DocketNumber: 2013-01427
Judges: Mastro, Rivera, Balkin, Miller
Filed Date: 8/20/2014
Status: Precedential
Modified Date: 11/1/2024
Repetti v City of New York Dept. of Envtl. Protection |
2014 NY Slip Op 05853 |
Decided on August 20, 2014 |
Appellate Division, Second Department |
Published by New York State Law Reporting Bureau pursuant to Judiciary Law § 431. |
This opinion is uncorrected and subject to revision before publication in the Official Reports. |
Robert P. Tusa (Sweetbaum & Sweetbaum, Lake Success, N.Y. [Marshall D. Sweetbaum], of counsel), for appellants.
Fortunato & Fortunato, Brooklyn, N.Y. (Louis Badolato of counsel), for plaintiffs-respondents.
Zachary W. Carter, Corporation Counsel, New York, N.Y. (Leonard Koerner and Ronald E. Sternberg of counsel), for defendants-respondents.
DECISION & ORDER
In an action to recover damages for personal injuries, etc., the defendants Public Administrator of the Estate of Charles Golden, deceased, and Catherine Golden appeal from an order of the Supreme Court, Kings County (Landicino, J.), dated December 5, 2012, which denied their motion for summary judgment dismissing the complaint insofar as asserted against them.
ORDERED that the order is reversed, on the law, with one bill of costs payable by the respondents appearing separately and filing separate briefs, and the motion of the defendants Public Administrator of the Estate of Charles Golden, deceased, and Catherine Golden for summary judgment dismissing the complaint insofar as asserted against them is granted.

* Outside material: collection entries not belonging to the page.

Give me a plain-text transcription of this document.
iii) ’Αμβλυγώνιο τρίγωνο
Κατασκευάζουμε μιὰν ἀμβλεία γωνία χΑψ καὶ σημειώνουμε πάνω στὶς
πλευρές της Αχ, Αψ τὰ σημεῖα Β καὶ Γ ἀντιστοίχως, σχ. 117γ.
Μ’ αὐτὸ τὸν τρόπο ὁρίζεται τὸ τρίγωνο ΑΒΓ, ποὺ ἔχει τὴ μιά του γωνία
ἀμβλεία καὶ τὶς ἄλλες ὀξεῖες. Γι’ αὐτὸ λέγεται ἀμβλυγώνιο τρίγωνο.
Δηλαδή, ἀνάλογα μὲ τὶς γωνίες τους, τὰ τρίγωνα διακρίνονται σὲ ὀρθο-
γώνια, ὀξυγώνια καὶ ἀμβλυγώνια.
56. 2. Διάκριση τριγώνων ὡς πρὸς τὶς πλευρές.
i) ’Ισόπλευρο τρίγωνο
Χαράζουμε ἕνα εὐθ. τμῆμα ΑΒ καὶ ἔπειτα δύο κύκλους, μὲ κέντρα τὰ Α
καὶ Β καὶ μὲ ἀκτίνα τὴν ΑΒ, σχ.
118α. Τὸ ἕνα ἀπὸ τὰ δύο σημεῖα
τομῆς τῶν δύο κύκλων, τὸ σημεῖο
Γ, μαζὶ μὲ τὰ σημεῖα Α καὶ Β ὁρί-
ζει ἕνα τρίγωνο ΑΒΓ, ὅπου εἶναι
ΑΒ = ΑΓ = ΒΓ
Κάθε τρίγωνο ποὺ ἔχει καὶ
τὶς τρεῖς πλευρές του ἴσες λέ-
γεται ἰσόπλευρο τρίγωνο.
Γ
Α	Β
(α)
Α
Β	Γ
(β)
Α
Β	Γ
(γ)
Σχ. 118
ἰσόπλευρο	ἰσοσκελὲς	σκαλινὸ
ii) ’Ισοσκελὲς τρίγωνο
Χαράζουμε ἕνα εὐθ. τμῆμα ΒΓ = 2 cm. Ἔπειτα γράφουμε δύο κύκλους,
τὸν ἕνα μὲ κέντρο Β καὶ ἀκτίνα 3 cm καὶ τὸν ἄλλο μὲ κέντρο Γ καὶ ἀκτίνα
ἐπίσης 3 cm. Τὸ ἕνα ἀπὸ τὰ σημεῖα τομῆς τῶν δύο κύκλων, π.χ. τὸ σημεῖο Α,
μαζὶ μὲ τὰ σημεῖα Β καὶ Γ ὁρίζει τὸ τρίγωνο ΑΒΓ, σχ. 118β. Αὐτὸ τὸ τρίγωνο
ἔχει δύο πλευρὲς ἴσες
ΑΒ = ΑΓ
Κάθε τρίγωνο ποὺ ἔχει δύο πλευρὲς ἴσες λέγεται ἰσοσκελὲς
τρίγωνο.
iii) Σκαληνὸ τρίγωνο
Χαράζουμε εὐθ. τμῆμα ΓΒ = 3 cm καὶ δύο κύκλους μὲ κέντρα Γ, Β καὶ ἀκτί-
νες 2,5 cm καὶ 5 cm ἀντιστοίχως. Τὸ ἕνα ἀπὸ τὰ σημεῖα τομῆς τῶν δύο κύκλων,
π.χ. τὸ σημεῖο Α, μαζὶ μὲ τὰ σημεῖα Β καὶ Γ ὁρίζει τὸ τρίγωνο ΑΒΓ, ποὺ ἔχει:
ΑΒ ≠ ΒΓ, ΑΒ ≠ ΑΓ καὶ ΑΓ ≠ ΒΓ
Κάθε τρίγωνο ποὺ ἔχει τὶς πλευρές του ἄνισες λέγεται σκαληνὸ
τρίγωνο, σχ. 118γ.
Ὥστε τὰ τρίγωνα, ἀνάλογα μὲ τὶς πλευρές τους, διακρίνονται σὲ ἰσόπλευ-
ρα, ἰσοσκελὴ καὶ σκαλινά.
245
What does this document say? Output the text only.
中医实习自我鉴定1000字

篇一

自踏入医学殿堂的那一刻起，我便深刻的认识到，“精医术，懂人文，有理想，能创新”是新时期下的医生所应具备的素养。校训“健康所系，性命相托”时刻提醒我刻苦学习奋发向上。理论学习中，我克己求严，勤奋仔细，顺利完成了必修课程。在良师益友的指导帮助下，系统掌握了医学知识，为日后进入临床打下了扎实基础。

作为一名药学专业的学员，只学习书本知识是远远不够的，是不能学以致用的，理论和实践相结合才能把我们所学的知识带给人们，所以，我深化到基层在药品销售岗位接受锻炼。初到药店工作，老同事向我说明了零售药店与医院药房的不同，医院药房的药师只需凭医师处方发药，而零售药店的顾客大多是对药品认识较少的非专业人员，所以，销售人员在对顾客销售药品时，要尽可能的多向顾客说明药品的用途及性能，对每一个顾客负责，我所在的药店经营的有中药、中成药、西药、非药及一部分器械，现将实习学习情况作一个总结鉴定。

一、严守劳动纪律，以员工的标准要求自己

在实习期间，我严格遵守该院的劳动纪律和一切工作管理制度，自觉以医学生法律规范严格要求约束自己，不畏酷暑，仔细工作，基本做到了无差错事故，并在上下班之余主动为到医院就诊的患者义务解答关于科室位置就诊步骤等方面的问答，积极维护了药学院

The plaintiff Joseph T. Repetti tripped and fell on a sidewalk abutting property owned by the defendant Catherine Golden and her now deceased husband, Charles Golden, who is represented by the defendant Public Administrator of the Estate of Charles Golden (hereinafter together the appellants). An abutting landowner will be liable to a pedestrian injured by a defect in a sidewalk where the landowner created the defect, caused the defect to occur by some special use of the sidewalk, or breached a specific ordinance or statute which obligates the owner to maintain the sidewalk (see Crawford v City of New York, 98 AD3d 935, 936; Long v Town of Southold, 96 AD3d 808; Romano v Leger, 72 AD3d 1059; Smirnova v City of New York, 64 AD3d 641).
Here, the appellants made a prima facie showing of their entitlement to judgment as a matter of law by demonstrating that they did not create the alleged defective condition, cause the condition through the special use of the sidewalk as a driveway, or breach a specific ordinance or [*2]statute obligating them to maintain the sidewalk (see Rodriguez v City of Yonkers, 106 AD3d 802; Romero v City of New York, 5 AD3d 657; Jeanty v Benin, 1 AD3d 566; Levy v City of New York, 1 AD3d 409). In opposition, the plaintiffs and the remaining defendants failed to raise a triable issue of fact. Accordingly, the Supreme Court should have granted the appellants' motion for summary judgment dismissing the complaint insofar as asserted against them.
MASTRO, J.P., RIVERA, BALKIN and MILLER, JJ., concur.